Bobolinks of Harding Township
(Click on the photo for a larger image.)
Bobolinks are in the fields on both sides of James Street at Frelinghuysen Fields in Harding Township. If you go, stay on the mowed bridle paths – unless you enjoy walking through neck-high grasses and thick cow vetch. Park only on the east side of James Street by the Frelinghuysen Fields plaque near the chain link gate. Do not travel on Wexford Lane which is a private road. Do not park by the little red house on the west side of James Street.
A Grasshopper Sparrow has been reported from here recently but not detected by this observer. Red-winged Blackbirds are abundant. Five Bobolinks, mostly males, were seen concurrently in the east field and likewise in the west field. This means there are probably more Bobolinks in the fields.
The Frelinghuysen family (Rodney Frelinghuysen is the congressman from the 11th district, encompassing most of Morris County including the highlands) and the Harding Land Trust are to be applauded for keeping these fields in their preserved state.
Margetts Field on Blue Mill Road has had nesting Bobolinks in the past but none are currently in residence.
The Black Vulture of Sayre’s Farm
Sayre’s Farm will not be found labeled on a Google map. It is a name created by this author to label a property formerly owned by Theodore Sayre in the the 19th century. According to county park maps, it is part of Lewis Morris County Park. Unfortunately, the old gravel driveway on Mendham Rd. is gated and locked, a recent development some 3-4 years ago. Prior to this, it was a local birding hotspot due to it’s variety of habitats in a small area.
Patriots Path courses through the back end of the property, so access is still available for those who enjoy a long walk. The Black Vulture in the above photo is alleged to be the same individual seen on the property’s barn for a few years now, and at all seasons.
He/she is usually solo. The barn has wide barn doors on one side (locked of course) with a 3-4 foot gap above the doors. The Black Vulture frequently roosts on the top of the doors. Rather than flying away as expected when a person approaches, the vulture flies into the barn, much to the observer’s surprise.
Lawrence’s Warbler in Lincoln Park
On May 27th, Ivan Kossak found a Lawrence’s Warbler (Blue-winged Warbler x Golden-winged Warbler hybrid) behind the Sports Factory in Lincoln Park. It stayed long enough for Jill Homcy to get a photograph the next day. This is as close to a Golden-winged Warbler as has been found in Morris County this spring.
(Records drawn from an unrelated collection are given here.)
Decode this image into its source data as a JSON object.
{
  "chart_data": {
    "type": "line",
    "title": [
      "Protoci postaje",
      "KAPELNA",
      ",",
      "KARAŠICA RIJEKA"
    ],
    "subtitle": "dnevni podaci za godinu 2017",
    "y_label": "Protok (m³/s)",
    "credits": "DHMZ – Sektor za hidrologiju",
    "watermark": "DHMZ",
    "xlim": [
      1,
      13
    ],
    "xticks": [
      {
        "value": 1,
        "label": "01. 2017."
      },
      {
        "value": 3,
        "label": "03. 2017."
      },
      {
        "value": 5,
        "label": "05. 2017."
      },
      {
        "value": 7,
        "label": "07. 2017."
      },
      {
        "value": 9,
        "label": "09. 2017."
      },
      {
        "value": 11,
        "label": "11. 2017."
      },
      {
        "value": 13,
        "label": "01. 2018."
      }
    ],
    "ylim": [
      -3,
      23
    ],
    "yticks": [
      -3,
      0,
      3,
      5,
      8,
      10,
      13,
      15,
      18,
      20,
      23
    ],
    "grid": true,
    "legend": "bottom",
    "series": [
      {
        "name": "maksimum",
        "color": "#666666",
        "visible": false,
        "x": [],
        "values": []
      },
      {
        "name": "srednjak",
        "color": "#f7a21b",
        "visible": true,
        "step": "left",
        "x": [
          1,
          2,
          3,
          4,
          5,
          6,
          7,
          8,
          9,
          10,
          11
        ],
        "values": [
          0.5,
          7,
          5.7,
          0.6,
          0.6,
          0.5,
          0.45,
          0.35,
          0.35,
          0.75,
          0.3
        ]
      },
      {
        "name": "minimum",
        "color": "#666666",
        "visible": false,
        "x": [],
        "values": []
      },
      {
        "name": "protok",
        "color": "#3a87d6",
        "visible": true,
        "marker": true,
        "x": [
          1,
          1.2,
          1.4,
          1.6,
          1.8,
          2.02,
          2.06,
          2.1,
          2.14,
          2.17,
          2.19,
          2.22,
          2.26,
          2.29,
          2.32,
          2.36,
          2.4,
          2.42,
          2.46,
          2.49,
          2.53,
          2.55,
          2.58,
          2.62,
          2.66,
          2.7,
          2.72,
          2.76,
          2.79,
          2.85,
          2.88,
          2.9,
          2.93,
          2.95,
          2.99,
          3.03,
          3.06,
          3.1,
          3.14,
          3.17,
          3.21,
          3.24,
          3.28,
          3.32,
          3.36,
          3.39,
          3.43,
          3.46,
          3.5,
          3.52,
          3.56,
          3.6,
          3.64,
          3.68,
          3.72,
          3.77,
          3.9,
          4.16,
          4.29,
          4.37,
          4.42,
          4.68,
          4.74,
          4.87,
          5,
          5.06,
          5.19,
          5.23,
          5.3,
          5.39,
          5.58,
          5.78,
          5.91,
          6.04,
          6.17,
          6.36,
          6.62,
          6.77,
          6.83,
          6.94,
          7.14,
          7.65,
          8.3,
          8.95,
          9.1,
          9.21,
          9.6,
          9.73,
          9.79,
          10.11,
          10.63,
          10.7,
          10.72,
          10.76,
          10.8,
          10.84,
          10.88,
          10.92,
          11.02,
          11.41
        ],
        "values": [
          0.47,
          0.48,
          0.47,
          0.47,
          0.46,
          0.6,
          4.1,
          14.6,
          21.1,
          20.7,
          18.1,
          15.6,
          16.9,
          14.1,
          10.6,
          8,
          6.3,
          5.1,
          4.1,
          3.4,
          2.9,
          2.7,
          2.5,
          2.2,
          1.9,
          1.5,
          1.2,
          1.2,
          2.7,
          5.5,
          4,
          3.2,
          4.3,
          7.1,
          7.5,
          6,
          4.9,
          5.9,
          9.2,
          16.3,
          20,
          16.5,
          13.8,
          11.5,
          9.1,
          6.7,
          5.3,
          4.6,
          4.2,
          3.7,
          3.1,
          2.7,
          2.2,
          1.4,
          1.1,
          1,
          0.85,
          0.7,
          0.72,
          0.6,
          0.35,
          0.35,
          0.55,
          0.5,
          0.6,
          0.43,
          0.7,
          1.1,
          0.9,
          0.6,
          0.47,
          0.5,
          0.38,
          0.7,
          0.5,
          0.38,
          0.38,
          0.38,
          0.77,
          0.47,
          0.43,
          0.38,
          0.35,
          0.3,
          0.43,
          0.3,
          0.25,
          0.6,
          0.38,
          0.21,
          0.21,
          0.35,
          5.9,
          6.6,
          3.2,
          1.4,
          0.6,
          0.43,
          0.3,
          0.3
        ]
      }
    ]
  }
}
Incidentally, Ivan Kossak initiated a community project in 2016 to see how many species of birds can be found in his hometown of Lincoln Park: The Great Lincoln Park Bird Count. A Facebook community page is setup here, although a Facebook account is probably necessary to view it.
Other Bird Notes
Jim Macaluso found a Caspian Tern at Great Cove, Lake Hopatcong on June 1. Here is an edited excerpt of Jim’s account: “I was coming in from fishing at Hendricks Cove and was in front of The Jefferson House when I noticed a bird in front of me that wasn’t a gull…I had never seen a Caspian Tern at Lake Hopatcong before, despite fishing there for more than 40 years.”
A King Rail was discovered at Troy Meadows on May 27 by Mike Ostrow and was vocalizing through at least May 31 before falling silent. Apparently, the rail’s vocalizing decreased as the density and intensity of mosquitos at Troy Meadows increased. A recording of the King Rail clucking is here.
So far in June, Blue Grosbeaks are reported from Negri-Nepote Native Grassland Preserve (many obs.) and Duke Farms (Jeff Ellerbusch). The only Morris County Blue Grosbeak report in 2016 is of a single individual at Bamboo Brook on May 11 (Bill Lynch).
And, in closing, a Brown Thrasher at the Moody Farm in Washington Valley, Morris Township.